IN THE EPISCOPAL CHURCH: Honoring Anglicanism's History
By TOM WILSON
TIMES-DISPATCH GUEST COLUMNIST
Falls Church. This winter a dozen congregations in the Episcopal Diocese of Virginia -- constituting perhaps 20 percent of the average Sunday attendance in the diocese -- have voted by overwhelming margins to sever our ties with the Episcopal Church (TEC) and to affiliate with another branch of the Anglican Communion. In doing so, these congregations have made a difficult decision that has prompted criticism and scorn, has invited challenges to our property rights, and has put strains on valued relationships. Why did we take this painful step?
The simplistic answer that one would gather from the headlines is that TEC consecrated a gay bishop. While sexual morality is indeed the flashpoint of the controversy, it is but one instance of the real, underlying issues: the authority of the Bible (which is very clear on the subject of sexual ethics) and the Lordship of Jesus Christ.
The church has tolerated bishops who deny the deity of Jesus Christ, deny His resurrection, and deny His being the unique and essential Savior for the whole world. The breaking point came in 2003 when the church defied the rest of the worldwide Anglican Communion by setting aside the Anglican standard, consecrating a non-celibate homosexual as a bishop, and condoning the liturgical blessing of same-sex unions -- all with the support of the bishop of Virginia and the majority of the Virginia delegation. In response to the Communion's subsequent call for repentance, TEC declined, and elected as its presiding bishop someone who had favored both of those aberrations. TEC's trajectory is clear.
THE DIOCESE of Virginia is by no means among the most aggressively revisionist dioceses. On the contrary, even when it is not conservative in theology, the Diocese of Virginia tends to be conservative in temperament; and its longtime bishop is a centrist (by TEC standards) who values unity in the diocese and tolerates those committed to biblical orthodoxy. This fact enabled us to delay our decision as long as we did, and to attempt to work for renewal within the church.
However, this diocese is increasingly compromised by its membership in TEC. While the position of the diocese so far is to refrain from ordaining practicing homosexuals or blessing same-sex unions, its most recent resolution on the subject (Resolution 22a in 2005) characterized this position not as a mandate based on morality but as "voluntarily refraining." For the diocese's annual council this past weekend, four priests and five lay delegates proposed a resolution allowing the blessing of same-sex unions. Although it did not pass, their efforts show that, in this diocese, the issue is treated as subject to shifting human consensus, unhinged from divine revelation.

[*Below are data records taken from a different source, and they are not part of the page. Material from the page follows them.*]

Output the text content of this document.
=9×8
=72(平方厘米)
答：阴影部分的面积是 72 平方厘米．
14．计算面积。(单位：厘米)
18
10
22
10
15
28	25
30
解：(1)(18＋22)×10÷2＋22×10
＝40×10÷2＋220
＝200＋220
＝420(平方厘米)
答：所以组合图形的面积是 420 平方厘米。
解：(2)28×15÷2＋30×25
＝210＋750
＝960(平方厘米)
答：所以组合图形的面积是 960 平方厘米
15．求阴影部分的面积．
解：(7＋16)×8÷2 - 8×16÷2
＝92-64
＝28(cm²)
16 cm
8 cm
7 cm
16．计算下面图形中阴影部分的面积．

MOST OF THE disaffiliating congregations have chosen to affiliate with the Convocation of Anglicans in North America ("CANA"), which is organized under the Anglican Church of Nigeria. This has caused the Episcopal bishop of Virginia to refer to us (somewhat dismissively, we feel) as "Nigerian congregations." It is a title of which we could be proud but which we may not deserve, since the church in Nigeria is in fact a heroic, vibrant Christian church that thrives in a majority-Muslim context despite hardships, threats, and persecution. However, we have been and remain a thoroughly American expression of Anglicanism, under a local bishop, Martyn Minns, in a coalescing "Anglican District of Virginia" that will value and perpetuate the 400-year legacy of Anglicanism in Virginia.
We are not on a misguided quest for the "perfect church." On the contrary, all the members of these congregations are sinners who hope to be saved only by God's grace, and our congregations surely have our share of hypocrites. CANA will likewise have its faults and defects. But precisely because we are sinners, we are not well-served by a church that pretends to supersede God's principles and to re-name our sins as if they were divine gifts.
We know that we need a church that will call us to repentance from sin and will offer us not rationalizations of our faults but, rather, God's forgiveness, transformation, and healing in Christ. To the sinner, Jesus says, "Neither do I condemn you; go, and sin no more." We must be in a church that preaches that same message to us, in both its aspects: forgiveness and a call to a changed life.
Tom Wilson is the senior warden at The Falls Church in Northern Virginia. He is also chairman of the Anglican District of Virginia.